- Using genetic analysis, researchers found higher alcohol consumption increased risks for stroke and peripheral artery disease (PAD).
- Studies using genetic analysis don’t rely on observational data, which often use self-reported data and could be subject to unreported risk factors.
DALLAS — Higher alcohol consumption was shown to be associated with an increased risk of having a stroke or developing peripheral artery disease, according to new research published today in Circulation: Genomic and Precision Medicine, an American Heart Association journal.
While observational studies have consistently shown that heavy alcohol consumption
is associated with an increased risk of certain cardiovascular diseases, they often use self-reported data and are unable to determine cause. Researchers in this study used a different technique called Mendelian randomization that identifies genetic variants with a known association to potential risk factors to determine the potential degree of disease risk.
“Since genetic variants are determined at conception and cannot be affected by subsequent environmental factors, this technique allows us to better determine whether a risk factor — in this case, heavy alcohol consumption — is the cause of a disease, or if it is simply associated,”

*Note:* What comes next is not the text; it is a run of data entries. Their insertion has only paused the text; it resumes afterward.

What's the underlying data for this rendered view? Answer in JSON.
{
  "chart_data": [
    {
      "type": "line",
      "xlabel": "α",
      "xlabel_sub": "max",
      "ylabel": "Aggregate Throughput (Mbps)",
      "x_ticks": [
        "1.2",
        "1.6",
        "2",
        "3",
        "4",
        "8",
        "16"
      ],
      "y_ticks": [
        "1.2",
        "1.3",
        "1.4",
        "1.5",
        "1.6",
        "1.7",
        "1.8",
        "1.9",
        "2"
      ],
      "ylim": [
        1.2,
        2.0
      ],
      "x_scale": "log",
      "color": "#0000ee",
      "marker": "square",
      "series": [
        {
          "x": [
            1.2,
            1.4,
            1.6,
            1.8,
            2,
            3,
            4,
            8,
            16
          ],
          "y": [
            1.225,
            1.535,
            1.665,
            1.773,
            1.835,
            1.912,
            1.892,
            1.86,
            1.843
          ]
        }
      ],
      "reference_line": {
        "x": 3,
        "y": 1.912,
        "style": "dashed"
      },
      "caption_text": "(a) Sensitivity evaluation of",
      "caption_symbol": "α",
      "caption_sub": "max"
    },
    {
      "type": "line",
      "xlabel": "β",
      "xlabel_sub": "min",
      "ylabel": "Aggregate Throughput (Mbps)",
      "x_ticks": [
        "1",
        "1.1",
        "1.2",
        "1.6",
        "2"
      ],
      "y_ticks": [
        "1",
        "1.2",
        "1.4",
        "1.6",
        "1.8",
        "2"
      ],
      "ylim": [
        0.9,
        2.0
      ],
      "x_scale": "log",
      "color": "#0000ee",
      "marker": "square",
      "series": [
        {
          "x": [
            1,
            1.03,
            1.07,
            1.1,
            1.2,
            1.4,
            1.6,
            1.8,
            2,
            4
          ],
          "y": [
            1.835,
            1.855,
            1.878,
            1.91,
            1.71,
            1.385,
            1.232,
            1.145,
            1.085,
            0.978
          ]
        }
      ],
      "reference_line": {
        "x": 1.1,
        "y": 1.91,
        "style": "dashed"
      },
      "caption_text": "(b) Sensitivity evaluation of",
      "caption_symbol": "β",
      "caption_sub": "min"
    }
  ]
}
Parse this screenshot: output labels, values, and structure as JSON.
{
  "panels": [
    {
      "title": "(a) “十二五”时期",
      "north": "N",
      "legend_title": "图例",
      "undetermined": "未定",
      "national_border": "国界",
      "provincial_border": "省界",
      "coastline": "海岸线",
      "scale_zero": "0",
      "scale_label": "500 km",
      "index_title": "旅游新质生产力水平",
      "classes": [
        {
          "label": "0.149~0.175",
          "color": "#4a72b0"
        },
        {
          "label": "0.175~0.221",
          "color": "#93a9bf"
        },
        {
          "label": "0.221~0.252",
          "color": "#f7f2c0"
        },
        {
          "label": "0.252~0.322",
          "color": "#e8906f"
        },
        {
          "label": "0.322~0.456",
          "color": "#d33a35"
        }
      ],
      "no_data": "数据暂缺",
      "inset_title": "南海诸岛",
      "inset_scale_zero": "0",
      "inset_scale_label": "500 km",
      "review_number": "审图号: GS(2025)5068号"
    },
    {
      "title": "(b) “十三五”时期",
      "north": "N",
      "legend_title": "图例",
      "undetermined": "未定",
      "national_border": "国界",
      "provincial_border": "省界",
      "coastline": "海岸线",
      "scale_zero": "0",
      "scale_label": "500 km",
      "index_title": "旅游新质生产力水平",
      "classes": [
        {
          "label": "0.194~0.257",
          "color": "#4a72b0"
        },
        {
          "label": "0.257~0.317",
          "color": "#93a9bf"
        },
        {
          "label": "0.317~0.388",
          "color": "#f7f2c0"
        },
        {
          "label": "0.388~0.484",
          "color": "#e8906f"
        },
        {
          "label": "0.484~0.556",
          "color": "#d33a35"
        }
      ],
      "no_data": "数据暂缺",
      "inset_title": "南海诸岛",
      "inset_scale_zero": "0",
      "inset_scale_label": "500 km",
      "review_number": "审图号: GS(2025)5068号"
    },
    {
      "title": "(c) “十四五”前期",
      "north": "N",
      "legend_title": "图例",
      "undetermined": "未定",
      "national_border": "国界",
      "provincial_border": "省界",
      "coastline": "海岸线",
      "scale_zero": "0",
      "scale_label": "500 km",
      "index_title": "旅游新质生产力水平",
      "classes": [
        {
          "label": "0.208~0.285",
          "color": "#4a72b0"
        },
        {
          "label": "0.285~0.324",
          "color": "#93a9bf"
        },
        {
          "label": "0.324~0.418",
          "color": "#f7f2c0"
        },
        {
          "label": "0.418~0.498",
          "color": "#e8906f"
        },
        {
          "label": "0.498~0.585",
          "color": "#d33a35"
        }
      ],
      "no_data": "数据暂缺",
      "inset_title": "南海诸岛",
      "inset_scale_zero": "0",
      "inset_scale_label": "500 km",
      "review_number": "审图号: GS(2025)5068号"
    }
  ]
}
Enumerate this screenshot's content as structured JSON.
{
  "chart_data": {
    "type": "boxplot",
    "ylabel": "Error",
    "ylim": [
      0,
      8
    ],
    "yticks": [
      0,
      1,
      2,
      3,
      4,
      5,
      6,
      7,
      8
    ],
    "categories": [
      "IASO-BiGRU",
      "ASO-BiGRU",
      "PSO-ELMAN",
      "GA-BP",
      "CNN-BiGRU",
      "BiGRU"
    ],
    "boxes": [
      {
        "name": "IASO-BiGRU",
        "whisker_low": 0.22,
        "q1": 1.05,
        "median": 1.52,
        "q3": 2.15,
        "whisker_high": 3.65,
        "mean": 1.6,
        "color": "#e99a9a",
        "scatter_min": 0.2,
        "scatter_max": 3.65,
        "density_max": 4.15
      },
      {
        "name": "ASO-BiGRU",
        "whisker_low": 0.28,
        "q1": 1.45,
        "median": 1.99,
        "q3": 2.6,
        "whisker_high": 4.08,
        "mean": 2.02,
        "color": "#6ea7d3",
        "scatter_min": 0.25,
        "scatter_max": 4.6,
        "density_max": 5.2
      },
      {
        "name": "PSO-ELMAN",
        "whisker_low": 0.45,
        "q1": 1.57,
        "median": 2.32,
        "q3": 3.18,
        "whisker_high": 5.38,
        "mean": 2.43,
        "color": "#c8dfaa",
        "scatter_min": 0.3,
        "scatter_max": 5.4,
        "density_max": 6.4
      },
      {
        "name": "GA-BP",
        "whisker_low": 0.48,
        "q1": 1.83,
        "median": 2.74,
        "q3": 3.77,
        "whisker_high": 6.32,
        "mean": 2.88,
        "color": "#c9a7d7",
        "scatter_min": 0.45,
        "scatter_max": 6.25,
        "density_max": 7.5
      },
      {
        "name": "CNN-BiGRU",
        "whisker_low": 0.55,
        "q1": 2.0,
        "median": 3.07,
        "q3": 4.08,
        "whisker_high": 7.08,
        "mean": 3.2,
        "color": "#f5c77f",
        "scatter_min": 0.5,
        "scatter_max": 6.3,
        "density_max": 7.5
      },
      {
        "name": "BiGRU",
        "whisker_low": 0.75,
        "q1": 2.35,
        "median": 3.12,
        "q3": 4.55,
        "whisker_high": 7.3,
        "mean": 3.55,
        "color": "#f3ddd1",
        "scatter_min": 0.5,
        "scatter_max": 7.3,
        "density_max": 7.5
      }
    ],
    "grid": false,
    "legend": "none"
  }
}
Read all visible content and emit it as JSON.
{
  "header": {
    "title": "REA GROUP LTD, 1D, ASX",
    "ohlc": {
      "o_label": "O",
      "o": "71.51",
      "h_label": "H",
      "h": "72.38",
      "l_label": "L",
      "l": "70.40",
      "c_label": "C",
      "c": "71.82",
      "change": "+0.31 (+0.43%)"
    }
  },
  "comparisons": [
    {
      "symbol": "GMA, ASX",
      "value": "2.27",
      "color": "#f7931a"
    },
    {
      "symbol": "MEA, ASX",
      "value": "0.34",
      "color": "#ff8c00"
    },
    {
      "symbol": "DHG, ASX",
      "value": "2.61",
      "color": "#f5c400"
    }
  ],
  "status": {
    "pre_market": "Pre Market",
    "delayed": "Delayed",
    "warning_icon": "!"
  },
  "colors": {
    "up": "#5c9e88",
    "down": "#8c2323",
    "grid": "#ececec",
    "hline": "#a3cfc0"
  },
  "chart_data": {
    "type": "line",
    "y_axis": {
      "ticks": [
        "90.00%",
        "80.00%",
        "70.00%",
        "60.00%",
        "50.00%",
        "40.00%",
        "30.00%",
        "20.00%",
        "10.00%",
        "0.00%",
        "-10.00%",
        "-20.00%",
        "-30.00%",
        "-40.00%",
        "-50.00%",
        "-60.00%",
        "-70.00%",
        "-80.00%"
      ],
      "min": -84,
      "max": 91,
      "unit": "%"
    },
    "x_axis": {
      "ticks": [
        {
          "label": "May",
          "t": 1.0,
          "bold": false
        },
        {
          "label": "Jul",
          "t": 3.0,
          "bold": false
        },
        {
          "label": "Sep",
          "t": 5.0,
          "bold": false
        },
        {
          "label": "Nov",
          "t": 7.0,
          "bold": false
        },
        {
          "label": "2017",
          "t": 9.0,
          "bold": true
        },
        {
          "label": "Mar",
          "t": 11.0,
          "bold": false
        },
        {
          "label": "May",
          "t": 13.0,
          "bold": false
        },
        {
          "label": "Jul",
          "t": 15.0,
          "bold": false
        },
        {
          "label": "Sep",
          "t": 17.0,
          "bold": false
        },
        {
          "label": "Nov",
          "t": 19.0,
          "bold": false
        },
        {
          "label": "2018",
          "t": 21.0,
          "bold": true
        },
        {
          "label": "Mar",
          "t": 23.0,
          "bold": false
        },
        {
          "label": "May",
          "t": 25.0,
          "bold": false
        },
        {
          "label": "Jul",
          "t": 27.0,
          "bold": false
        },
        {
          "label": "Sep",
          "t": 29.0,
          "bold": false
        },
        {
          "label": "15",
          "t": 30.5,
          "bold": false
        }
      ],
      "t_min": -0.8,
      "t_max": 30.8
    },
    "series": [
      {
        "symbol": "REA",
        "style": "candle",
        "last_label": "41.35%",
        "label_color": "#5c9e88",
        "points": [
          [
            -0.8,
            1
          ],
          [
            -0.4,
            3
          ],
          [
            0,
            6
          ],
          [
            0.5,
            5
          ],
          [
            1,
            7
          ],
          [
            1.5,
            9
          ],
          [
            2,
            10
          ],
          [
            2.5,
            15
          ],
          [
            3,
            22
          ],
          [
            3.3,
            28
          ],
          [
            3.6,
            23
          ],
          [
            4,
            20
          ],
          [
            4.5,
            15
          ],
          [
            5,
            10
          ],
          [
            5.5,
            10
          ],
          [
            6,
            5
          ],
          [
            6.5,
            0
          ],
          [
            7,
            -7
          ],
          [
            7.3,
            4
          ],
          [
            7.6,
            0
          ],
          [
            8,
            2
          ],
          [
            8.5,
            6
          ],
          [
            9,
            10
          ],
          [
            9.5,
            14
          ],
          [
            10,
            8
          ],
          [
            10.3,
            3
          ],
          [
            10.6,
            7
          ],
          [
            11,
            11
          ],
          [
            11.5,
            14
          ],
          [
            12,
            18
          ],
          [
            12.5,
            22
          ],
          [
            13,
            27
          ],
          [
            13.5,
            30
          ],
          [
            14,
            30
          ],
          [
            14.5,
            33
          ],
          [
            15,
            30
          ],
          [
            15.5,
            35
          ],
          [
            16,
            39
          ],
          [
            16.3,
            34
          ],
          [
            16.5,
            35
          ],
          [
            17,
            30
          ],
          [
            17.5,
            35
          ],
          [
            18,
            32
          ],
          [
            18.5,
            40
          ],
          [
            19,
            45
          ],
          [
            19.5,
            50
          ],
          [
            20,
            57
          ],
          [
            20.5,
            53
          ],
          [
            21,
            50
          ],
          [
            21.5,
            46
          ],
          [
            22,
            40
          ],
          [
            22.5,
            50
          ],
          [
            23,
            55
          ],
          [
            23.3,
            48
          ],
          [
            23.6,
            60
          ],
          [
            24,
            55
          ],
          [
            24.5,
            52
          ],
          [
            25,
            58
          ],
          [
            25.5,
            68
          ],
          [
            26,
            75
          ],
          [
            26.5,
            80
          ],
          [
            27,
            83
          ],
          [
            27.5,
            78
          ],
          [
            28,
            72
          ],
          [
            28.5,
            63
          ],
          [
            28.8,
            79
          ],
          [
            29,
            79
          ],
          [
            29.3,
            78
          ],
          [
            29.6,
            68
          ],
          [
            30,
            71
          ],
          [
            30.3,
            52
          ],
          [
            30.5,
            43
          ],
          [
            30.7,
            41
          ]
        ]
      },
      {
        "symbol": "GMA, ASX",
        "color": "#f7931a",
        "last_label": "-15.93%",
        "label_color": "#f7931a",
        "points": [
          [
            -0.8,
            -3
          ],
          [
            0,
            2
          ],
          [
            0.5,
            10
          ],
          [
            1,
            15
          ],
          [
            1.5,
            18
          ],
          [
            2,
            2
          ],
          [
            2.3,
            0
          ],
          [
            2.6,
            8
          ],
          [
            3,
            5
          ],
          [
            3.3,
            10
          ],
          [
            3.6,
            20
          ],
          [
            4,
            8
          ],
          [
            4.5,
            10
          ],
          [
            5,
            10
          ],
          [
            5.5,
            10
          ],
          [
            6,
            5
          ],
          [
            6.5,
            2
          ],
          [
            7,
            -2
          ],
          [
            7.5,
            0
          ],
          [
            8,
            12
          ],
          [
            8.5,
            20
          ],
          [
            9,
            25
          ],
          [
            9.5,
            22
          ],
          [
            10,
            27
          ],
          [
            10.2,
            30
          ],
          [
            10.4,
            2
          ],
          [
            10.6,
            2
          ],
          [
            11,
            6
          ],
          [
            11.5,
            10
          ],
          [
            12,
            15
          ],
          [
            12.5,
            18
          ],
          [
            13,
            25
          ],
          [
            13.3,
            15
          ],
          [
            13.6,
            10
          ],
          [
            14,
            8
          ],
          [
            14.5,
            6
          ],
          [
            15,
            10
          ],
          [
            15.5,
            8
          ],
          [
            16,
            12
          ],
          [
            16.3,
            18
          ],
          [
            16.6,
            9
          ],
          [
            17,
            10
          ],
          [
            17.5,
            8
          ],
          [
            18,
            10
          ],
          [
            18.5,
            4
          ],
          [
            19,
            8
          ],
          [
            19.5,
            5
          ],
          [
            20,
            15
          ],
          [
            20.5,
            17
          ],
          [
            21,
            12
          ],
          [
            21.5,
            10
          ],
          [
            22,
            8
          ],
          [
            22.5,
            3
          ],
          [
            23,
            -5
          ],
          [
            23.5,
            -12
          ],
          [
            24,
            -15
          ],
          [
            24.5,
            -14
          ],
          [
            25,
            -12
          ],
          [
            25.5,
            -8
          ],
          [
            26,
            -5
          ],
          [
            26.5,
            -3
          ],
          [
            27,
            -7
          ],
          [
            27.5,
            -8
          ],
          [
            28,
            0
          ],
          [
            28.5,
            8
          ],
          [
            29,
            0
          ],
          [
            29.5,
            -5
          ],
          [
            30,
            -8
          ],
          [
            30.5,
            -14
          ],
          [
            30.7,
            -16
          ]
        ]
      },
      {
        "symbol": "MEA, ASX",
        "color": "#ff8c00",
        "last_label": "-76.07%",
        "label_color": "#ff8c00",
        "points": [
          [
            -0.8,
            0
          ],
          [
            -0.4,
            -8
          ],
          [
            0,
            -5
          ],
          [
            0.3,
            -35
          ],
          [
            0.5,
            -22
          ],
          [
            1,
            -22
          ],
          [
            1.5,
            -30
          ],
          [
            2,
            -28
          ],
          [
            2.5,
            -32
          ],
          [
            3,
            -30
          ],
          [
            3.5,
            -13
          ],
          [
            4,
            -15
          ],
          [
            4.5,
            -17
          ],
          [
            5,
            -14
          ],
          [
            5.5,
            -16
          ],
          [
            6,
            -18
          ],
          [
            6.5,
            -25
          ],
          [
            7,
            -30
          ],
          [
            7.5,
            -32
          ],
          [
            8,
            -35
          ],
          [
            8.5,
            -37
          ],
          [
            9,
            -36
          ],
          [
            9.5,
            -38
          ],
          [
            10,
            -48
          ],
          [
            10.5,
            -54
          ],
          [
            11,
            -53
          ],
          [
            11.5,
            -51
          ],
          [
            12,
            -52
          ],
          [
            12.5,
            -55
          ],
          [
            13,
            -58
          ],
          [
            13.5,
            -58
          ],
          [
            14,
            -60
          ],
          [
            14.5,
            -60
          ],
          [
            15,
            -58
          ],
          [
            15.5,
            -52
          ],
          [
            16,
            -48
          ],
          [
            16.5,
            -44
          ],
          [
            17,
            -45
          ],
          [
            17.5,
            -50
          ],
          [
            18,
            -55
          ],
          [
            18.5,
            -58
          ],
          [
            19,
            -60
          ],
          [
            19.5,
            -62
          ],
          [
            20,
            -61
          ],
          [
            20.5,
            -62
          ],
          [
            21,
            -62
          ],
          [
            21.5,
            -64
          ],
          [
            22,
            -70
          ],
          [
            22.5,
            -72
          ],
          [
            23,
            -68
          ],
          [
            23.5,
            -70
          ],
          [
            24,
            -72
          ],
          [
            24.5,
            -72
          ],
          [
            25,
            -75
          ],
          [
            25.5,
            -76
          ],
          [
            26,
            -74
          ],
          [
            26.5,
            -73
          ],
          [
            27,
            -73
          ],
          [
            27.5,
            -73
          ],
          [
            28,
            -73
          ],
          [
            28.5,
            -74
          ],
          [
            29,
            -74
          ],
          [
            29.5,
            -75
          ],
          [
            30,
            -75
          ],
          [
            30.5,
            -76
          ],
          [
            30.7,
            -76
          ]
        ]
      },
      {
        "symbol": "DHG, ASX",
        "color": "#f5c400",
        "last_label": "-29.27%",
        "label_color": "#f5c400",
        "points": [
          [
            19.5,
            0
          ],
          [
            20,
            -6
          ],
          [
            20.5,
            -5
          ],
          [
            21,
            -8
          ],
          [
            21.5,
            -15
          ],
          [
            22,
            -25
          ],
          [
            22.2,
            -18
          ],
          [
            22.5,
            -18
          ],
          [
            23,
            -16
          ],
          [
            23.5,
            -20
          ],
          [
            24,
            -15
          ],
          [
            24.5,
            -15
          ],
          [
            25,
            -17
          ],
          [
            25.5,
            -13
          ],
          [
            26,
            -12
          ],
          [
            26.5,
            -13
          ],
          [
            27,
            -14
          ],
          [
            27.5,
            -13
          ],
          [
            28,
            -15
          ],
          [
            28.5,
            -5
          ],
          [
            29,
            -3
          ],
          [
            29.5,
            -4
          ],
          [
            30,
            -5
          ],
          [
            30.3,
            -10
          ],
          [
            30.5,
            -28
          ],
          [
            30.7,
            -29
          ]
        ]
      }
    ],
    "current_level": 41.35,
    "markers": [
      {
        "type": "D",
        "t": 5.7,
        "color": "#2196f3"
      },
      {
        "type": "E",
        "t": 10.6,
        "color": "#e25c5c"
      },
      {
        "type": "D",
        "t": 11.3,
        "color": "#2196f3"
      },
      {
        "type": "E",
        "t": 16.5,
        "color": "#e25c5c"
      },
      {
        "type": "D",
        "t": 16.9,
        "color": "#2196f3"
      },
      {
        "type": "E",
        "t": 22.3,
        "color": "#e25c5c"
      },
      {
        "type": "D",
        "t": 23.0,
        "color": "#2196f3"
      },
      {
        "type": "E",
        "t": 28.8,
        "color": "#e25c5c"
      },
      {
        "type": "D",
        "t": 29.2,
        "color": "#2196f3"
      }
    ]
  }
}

said Susanna Larsson, Ph.D., senior researcher and associate professor of cardiovascular and nutritional epidemiology at Karolinska Institutet in Stockholm, Sweden. “To our knowledge, this is the first Mendelian randomization study on alcohol consumption and several cardiovascular diseases.”
Researchers analyzed the genetic data from several large-scale consortia and the UK Biobank, which follows the health and well-being of 500,000 United Kingdom residents. Results indicate that with higher alcohol consumption:
- a three-fold increase of peripheral artery disease, a narrowing of arteries that results in reduced blood flow, usually to the legs;
- a 27% increase in stroke incidence; and
- some evidence for a positive association of coronary artery disease, atrial fibrillation and aortic aneurysm.
“Higher alcohol consumption is a known cause of death and disability, yet it was previously unclear if alcohol consumption is also a cause of cardiovascular disease. Considering that many people consume alcohol regularly, it is important to disentangle any risks or benefits,” Larsson said.
Researchers noted that this study suggested the mechanism by which higher consumption was associated with the risk of stroke and PAD may be blood pressure.
According to a statement on dietary health, the American Heart Association believes that alcohol intake can be a component of a healthy diet if consumed in moderation (no more than one alcoholic drink per day for women and 2 alcohol drinks per day for men) and only by nonpregnant women and adults when there is no risk to existing health conditions, medication-alcohol interaction, or personal safety and work situations. One drink is equivalent to 12 ounces of beer (5% alcohol); 5 ounces of wine (12% alcohol); or 1.5 ounces of 80-proof distilled spirits (40% alcohol).
The study has some limitations. According to Dr. Larsson, the prevalence of heavy drinking in the UK Biobank was low, and it is unlikely that the burden of increased risk of cardiovascular disease is restricted to heavy drinkers alone. Also, the exact amount and frequency of alcohol consumed could not be quantified for this study. The researchers said the causal role of alcohol consumption on cardiovascular diseases other than stroke and peripheral artery disease requires further research.
Co-authors are Stephen Burgess, Ph.D.; Amy M. Mason, Ph.D.; and Karl Michaëlsson, Ph.D., M.D.
The study was funded by the Swedish Research Council; the Swedish Research Council for Health, Working Life and Welfare; the Swedish Heart-Lung Foundation; and a Sir Henry Dale Fellowship, jointly funded by the Wellcome Trust and the Royal Society.